Бомба. Такая тикающая штука в животе. Она распирает и не стоит на месте. Почему то перекатывается. Ее толкает звуком в стороны, расшатывая меня. Вырываясь через кожу и платье и вот вот взорвется во всем теле. В голове. Она давит изнутри на глаза. Я еле дышу. Потому что у бара стоит он. Стараюсь не думать о предложениях с пустым словом безнадежной идиотки : «может?». Глупые надежды. Отворачиваюсь к меню, ища глазами в алкогольной карте то же, что и пьет он. Такого, кажется, нет. Индивидуальный заказ? В нем все такое уникальное. Упираюсь ногтями в ладонь до отпечатков на коже. Зверски пафосный клуб, куда мы отправились всем отделом. День рождения с сотрудниками - повод напиться и сказать, наконец, то, каждому, что ты о нем думаешь. Сказать ему? Набираю полную грудь душного сладковатого воздуха и закашливаюсь. Пульсация оглушающих басов, такая, что приходится перекрикивать, бьет по ушам и задевает тлеющий фитиль подрывной установки внутри. Я извиняюсь, хотя никто не слышит, и встаю из - за стола. Продираюсь сквозь движущуюся в торчковом угаре толпу, закусывая губы от обиды. От горечи и этого дикого одиночества тела. От непонимания, что со мной происходит. Через брызги красок танцовщиц гоу гоу и засыпающее глаза конфетти. Больно толкают локтем в бок и я останавливаюсь, оборачиваясь и злясь, чуть ли не плача. Мне хочется кинуться на того кто это сделал и повыдирать волосы. Покусать, порвать, наорать матом. Кричать, кричать, кричать от бессилия и безысходности. Но уже не понятно кто это был и я поворачиваюсь, что бы свалить отсюда, домой, к маме, к Андрею, который был против этого мероприятия и конечно же был прав, но встречаюсь взглядом с ним.
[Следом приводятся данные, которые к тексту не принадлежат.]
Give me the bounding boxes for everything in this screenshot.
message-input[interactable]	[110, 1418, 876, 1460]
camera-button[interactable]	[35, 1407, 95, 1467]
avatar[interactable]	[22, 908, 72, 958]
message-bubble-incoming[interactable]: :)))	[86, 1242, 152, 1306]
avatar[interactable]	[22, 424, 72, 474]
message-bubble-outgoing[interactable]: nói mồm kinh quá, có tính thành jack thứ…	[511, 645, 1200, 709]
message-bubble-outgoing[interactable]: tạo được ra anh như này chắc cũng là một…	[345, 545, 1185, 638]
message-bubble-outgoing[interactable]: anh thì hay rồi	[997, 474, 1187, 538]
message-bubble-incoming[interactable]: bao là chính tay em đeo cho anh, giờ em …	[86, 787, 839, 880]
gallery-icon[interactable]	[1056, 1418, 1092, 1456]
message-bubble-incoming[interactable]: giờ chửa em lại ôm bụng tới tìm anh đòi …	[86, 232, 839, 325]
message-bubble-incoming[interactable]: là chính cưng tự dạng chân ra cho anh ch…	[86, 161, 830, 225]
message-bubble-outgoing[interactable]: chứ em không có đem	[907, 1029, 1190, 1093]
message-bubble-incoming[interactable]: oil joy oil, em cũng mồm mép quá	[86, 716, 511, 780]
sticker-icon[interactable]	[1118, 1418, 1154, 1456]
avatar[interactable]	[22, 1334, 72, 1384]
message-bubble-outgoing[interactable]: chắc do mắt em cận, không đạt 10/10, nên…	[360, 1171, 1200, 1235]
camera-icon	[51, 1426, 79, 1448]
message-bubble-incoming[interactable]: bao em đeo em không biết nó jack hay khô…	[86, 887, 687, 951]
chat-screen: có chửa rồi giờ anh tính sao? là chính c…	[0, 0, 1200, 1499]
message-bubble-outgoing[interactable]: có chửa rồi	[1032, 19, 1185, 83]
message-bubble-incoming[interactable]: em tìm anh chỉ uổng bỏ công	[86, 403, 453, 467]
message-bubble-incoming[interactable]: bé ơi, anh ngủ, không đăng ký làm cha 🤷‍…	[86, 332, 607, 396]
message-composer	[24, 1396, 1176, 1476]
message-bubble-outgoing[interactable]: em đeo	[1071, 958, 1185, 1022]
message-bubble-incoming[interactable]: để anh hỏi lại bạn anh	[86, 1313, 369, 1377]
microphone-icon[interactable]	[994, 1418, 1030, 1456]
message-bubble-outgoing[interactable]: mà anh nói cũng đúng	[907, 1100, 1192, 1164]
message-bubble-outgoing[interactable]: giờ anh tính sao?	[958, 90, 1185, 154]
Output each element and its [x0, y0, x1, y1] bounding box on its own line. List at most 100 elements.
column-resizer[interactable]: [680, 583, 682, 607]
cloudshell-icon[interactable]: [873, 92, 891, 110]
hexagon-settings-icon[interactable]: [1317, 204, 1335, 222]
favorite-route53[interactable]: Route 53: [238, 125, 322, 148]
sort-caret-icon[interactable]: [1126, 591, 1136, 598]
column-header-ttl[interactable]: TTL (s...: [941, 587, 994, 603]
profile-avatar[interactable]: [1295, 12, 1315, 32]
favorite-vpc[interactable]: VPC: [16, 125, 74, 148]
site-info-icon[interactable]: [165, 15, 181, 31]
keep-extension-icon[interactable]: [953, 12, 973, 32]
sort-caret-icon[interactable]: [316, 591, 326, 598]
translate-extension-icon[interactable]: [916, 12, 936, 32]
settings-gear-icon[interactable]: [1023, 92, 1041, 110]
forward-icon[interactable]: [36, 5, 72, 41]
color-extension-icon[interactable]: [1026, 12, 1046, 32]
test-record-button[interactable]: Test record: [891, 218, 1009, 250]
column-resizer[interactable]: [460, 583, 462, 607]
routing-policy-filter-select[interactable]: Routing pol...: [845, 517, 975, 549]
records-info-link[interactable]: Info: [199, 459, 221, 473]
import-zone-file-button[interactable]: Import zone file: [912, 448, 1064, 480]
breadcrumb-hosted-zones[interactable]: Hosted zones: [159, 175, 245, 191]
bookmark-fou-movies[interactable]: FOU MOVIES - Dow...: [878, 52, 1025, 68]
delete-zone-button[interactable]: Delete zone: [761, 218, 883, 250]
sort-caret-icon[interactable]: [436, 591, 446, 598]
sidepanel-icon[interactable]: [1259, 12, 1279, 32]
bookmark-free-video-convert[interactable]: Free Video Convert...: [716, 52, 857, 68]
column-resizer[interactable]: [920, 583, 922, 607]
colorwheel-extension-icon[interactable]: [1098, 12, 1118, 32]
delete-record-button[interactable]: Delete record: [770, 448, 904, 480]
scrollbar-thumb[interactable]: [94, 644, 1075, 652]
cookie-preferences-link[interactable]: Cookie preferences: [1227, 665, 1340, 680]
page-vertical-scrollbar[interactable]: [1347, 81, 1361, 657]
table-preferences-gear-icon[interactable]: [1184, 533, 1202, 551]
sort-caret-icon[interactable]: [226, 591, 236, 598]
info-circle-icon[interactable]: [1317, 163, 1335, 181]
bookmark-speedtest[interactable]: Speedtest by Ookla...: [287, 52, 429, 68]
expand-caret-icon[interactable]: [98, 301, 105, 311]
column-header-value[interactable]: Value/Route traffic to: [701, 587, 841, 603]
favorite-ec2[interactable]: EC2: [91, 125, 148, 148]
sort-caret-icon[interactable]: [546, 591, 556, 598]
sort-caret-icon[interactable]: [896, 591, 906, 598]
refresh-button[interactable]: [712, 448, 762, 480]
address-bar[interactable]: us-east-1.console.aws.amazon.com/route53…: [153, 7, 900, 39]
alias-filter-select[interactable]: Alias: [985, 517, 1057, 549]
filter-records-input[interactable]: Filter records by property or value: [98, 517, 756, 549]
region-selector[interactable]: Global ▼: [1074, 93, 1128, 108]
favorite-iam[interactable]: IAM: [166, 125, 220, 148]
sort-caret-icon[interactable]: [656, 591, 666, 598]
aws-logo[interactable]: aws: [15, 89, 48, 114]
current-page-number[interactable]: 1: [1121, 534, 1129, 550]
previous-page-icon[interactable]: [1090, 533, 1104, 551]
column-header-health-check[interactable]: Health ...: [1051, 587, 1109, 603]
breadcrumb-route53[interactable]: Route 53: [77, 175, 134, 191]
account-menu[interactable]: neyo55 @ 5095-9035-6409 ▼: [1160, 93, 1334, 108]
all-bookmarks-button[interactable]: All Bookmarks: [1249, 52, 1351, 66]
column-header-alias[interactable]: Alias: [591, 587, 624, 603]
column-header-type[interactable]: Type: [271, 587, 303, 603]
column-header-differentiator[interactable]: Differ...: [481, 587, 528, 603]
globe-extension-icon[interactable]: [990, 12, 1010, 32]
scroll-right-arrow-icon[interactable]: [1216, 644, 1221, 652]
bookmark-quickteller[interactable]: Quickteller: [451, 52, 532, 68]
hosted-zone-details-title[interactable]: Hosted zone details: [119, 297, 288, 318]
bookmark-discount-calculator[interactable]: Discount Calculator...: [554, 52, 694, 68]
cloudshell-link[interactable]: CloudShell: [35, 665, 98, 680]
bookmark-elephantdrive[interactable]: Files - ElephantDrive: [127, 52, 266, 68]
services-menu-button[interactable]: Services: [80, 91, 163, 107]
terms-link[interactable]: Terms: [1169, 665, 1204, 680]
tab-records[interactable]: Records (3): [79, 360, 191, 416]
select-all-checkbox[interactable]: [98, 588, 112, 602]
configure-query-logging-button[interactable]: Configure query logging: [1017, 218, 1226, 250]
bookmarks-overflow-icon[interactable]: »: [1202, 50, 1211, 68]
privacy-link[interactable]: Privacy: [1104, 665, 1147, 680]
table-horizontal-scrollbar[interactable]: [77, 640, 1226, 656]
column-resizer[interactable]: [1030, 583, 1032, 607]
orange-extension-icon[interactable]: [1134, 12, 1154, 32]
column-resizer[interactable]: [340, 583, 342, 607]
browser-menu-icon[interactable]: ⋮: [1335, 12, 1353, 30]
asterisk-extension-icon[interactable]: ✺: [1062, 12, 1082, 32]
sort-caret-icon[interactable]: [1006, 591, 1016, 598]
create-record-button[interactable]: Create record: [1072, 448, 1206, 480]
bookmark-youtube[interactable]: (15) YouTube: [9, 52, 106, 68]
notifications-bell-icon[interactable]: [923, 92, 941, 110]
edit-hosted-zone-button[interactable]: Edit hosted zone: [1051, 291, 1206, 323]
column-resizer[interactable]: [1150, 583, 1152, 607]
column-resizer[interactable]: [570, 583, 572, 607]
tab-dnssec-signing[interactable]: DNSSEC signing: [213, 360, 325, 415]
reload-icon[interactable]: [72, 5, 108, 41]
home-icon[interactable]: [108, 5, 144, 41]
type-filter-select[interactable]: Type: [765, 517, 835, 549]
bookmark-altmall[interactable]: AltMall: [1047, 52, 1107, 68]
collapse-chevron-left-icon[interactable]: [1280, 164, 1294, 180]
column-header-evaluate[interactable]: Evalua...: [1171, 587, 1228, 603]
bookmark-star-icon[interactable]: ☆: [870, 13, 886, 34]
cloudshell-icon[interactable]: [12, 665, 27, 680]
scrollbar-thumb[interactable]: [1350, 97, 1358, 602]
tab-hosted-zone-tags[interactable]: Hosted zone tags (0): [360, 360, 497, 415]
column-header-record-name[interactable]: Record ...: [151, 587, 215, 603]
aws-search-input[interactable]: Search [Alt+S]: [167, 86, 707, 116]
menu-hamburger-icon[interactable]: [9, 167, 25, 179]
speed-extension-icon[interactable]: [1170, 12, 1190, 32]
Этот взгляд – мир с погасшими фонарями. Чистая ночь. Опасный Бангкок. Кирилл стремительно подходит ко мне и смотрит в мои глаза, чуть сверху, поедая, порабощая своей близостью. Берет за руку и тянет меня куда - то. Бомба трескается по краям. У меня не гнутся ноги на неудобных Надиных каблуках. Я вдруг думаю, что не танцевала именно из - за них. Так просто. Да. Надо было разуться. Какие - то глупые мысли, как будто мозг перегрелся и был поставлен на более бережный режим. Никак не могу прийти в себя и понимаю, что происходит, только когда он захлопывает дверцу кабинки туалета и, запирая ее, прижимает меня к стене, горячими ладонями проводя по моим бедрам вверх, задирая платье, и касается губами шеи. У меня все сводит от этого, бомба вздрагивает и разрывается вместе с моим стоном, вместе с его рукой, стаскивающей с меня тонкое сиреневое кружево белья. Я задыхаюсь от страсти и упираюсь плечами и затылком в стенку когда он поднимает меня, закидывая мои ноги на свою талию и, лаская губами грудь трогает совсем не там где обычно Андрей, сажая меня на свои красивые пальцы и заставляя окончательно терять рассудок, забывая обо всем.